10 N.C. 376 | N.C. | 1824

On the trial it appeared that the defendant Perkins, with one Davis and one Warden, who were charged in the same indictment, had gone to the house of Sally Fowler, arrested and taken her to the house of one Harris, a justice of the peace; when they arrived at the house of Harris, Sally Fowler made some statements respecting the conduct of the defendant Perkins towards her at the time of the arrest. A question was made whether these declarations of hers were made in the hearing of Perkins, and were admissible against him. The witness called on to state these declarations testified that Perkins and Warden came in with Sally Fowler, and were in the same room with her; that *208 Perkins was quite drunk, but not so much intoxicated as to be unable to hear or to understand; that Sally Fowler, in a voice loud enough to to be heard by every person in the room, related the violence used towards her by Perkins, after having called on the other defendant, Warden, to attend to her statement and contradict her if she told an untruth; and, after she had concluded, she asked Warden if her statement was correct, and he answered that it was.
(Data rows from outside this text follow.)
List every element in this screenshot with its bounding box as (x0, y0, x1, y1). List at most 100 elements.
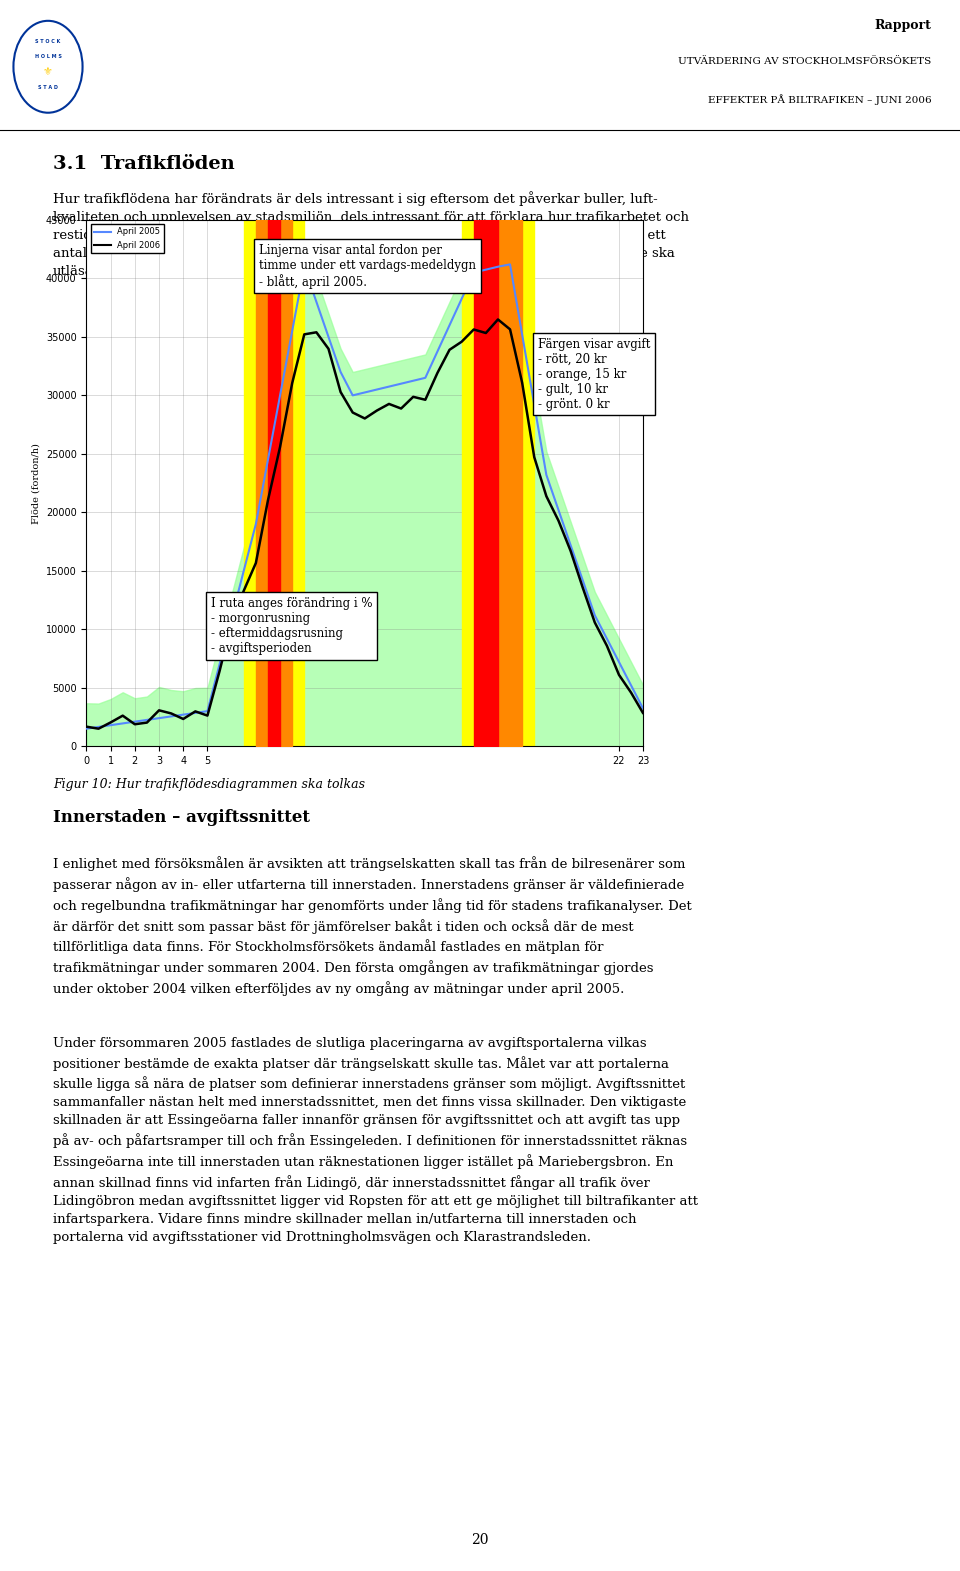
Text: UTVÄRDERING AV STOCKHOLMSFÖRSÖKETS: UTVÄRDERING AV STOCKHOLMSFÖRSÖKETS (678, 57, 931, 66)
April 2006 (347, 404, 358, 423)
April 2006 (396, 399, 407, 418)
Text: I ruta anges förändring i %
- morgonrusning
- eftermiddagsrusning
- avgiftsperio: I ruta anges förändring i % - morgonrusn… (211, 597, 372, 655)
April 2005 (444, 316, 455, 335)
Text: Figur 10: Hur trafikflödesdiagrammen ska tolkas: Figur 10: Hur trafikflödesdiagrammen ska… (53, 778, 365, 790)
Text: Färgen visar avgift
- rött, 20 kr
- orange, 15 kr
- gult, 10 kr
- grönt. 0 kr: Färgen visar avgift - rött, 20 kr - oran… (538, 338, 650, 410)
Text: Under försommaren 2005 fastlades de slutliga placeringarna av avgiftsportalerna : Under försommaren 2005 fastlades de slut… (53, 1037, 698, 1244)
April 2006 (226, 613, 237, 632)
April 2006 (625, 683, 636, 702)
Y-axis label: Flöde (fordon/h): Flöde (fordon/h) (32, 443, 40, 523)
April 2006 (637, 704, 649, 723)
April 2006 (650, 701, 661, 720)
April 2005 (323, 327, 334, 346)
April 2006 (601, 636, 612, 655)
Text: Linjerna visar antal fordon per
timme under ett vardags-medeldygn
- blått, april: Linjerna visar antal fordon per timme un… (259, 244, 476, 289)
April 2006 (407, 388, 419, 407)
April 2005 (407, 371, 419, 390)
April 2005 (613, 652, 625, 671)
April 2006 (299, 325, 310, 344)
April 2005 (650, 705, 661, 724)
April 2005 (625, 676, 636, 694)
April 2005 (214, 655, 226, 674)
April 2006 (105, 713, 116, 732)
April 2006 (154, 701, 165, 720)
April 2006 (372, 401, 383, 419)
April 2006 (251, 553, 262, 572)
April 2005 (154, 709, 165, 727)
Text: Innerstaden – avgiftssnittet: Innerstaden – avgiftssnittet (53, 809, 310, 826)
April 2005 (480, 261, 492, 280)
April 2006 (516, 374, 528, 393)
April 2005 (202, 702, 213, 721)
April 2006 (178, 710, 189, 729)
April 2006 (613, 666, 625, 685)
April 2005 (372, 380, 383, 399)
April 2005 (275, 386, 286, 405)
Text: S T O C K: S T O C K (36, 39, 60, 44)
Text: H O L M S: H O L M S (35, 53, 61, 60)
April 2006 (444, 341, 455, 360)
April 2005 (117, 713, 129, 732)
Text: EFFEKTER PÅ BILTRAFIKEN – JUNI 2006: EFFEKTER PÅ BILTRAFIKEN – JUNI 2006 (708, 94, 931, 105)
April 2005 (637, 699, 649, 718)
April 2005 (564, 536, 576, 555)
April 2006 (81, 718, 92, 737)
Line: April 2005: April 2005 (86, 264, 656, 729)
April 2006 (141, 713, 153, 732)
April 2005 (396, 374, 407, 393)
April 2005 (238, 561, 250, 580)
April 2005 (504, 255, 516, 273)
Text: Hur trafikflödena har förändrats är dels intressant i sig eftersom det påverkar : Hur trafikflödena har förändrats är dels… (53, 192, 688, 278)
April 2006 (383, 394, 395, 413)
Text: Rapport: Rapport (875, 19, 931, 31)
April 2005 (577, 570, 588, 589)
April 2006 (117, 707, 129, 726)
April 2006 (492, 309, 504, 328)
April 2006 (238, 581, 250, 600)
April 2005 (129, 712, 140, 731)
Text: 20: 20 (471, 1533, 489, 1547)
April 2005 (359, 383, 371, 402)
April 2006 (214, 661, 226, 680)
April 2006 (420, 390, 431, 408)
April 2005 (347, 386, 358, 405)
April 2006 (504, 320, 516, 339)
April 2006 (93, 720, 105, 738)
April 2006 (202, 707, 213, 726)
April 2006 (189, 702, 201, 721)
April 2006 (540, 487, 552, 506)
April 2006 (262, 490, 274, 509)
April 2006 (286, 374, 298, 393)
Text: ⚜: ⚜ (43, 68, 53, 77)
April 2005 (251, 515, 262, 534)
April 2005 (93, 718, 105, 737)
April 2005 (262, 451, 274, 470)
April 2005 (492, 258, 504, 276)
April 2005 (335, 363, 347, 382)
April 2005 (529, 396, 540, 415)
April 2005 (226, 608, 237, 627)
April 2005 (299, 258, 310, 276)
April 2006 (456, 333, 468, 352)
April 2005 (432, 342, 444, 361)
April 2006 (432, 363, 444, 382)
April 2005 (81, 720, 92, 738)
April 2005 (456, 289, 468, 308)
April 2005 (601, 630, 612, 649)
Text: S T A D: S T A D (38, 85, 58, 90)
April 2006 (577, 578, 588, 597)
April 2005 (165, 707, 177, 726)
April 2005 (105, 716, 116, 735)
Legend: April 2005, April 2006: April 2005, April 2006 (90, 225, 164, 253)
April 2005 (589, 606, 601, 625)
April 2006 (480, 324, 492, 342)
April 2006 (564, 542, 576, 561)
April 2006 (323, 339, 334, 358)
April 2005 (383, 377, 395, 396)
April 2005 (540, 465, 552, 484)
April 2006 (335, 383, 347, 402)
April 2005 (420, 369, 431, 388)
April 2006 (589, 613, 601, 632)
April 2006 (275, 437, 286, 456)
April 2005 (516, 325, 528, 344)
The admission of this evidence was opposed by the defendant; but it was received by the court as a declaration made by Sally Fowler in the presence of Perkins.

The jury returned a verdict of guilty; new trial refused; (378) judgment and appeal. The Court is opinion that it was properly left to the jury to consider whether, from the circumstances of the case as disclosed in the evidence, the relation of Sally Fowler as to the violence done at her own house was made in the presence of the defendant Perkins, or not; that as there was evidence of his being corporally present, placing that circumstance as a fact beyond dispute, and some evidence of his being mentally present, inasmuch as that, although inebriated, he was not disqualified to hear or understand, it was fit for the jury to decide whether the rational man was so far present as to assent by silence to the narration by Sally Fowler. In the admission of the said evidence there was no error, and the judgment must be

PER CURIAM. Affirmed.

Cited: S. v. Bowman, 80 N.C. 437; Chemical Co. v. Kirven, 130 N.C. 163;S. v. Potter, 134 N.C. 733.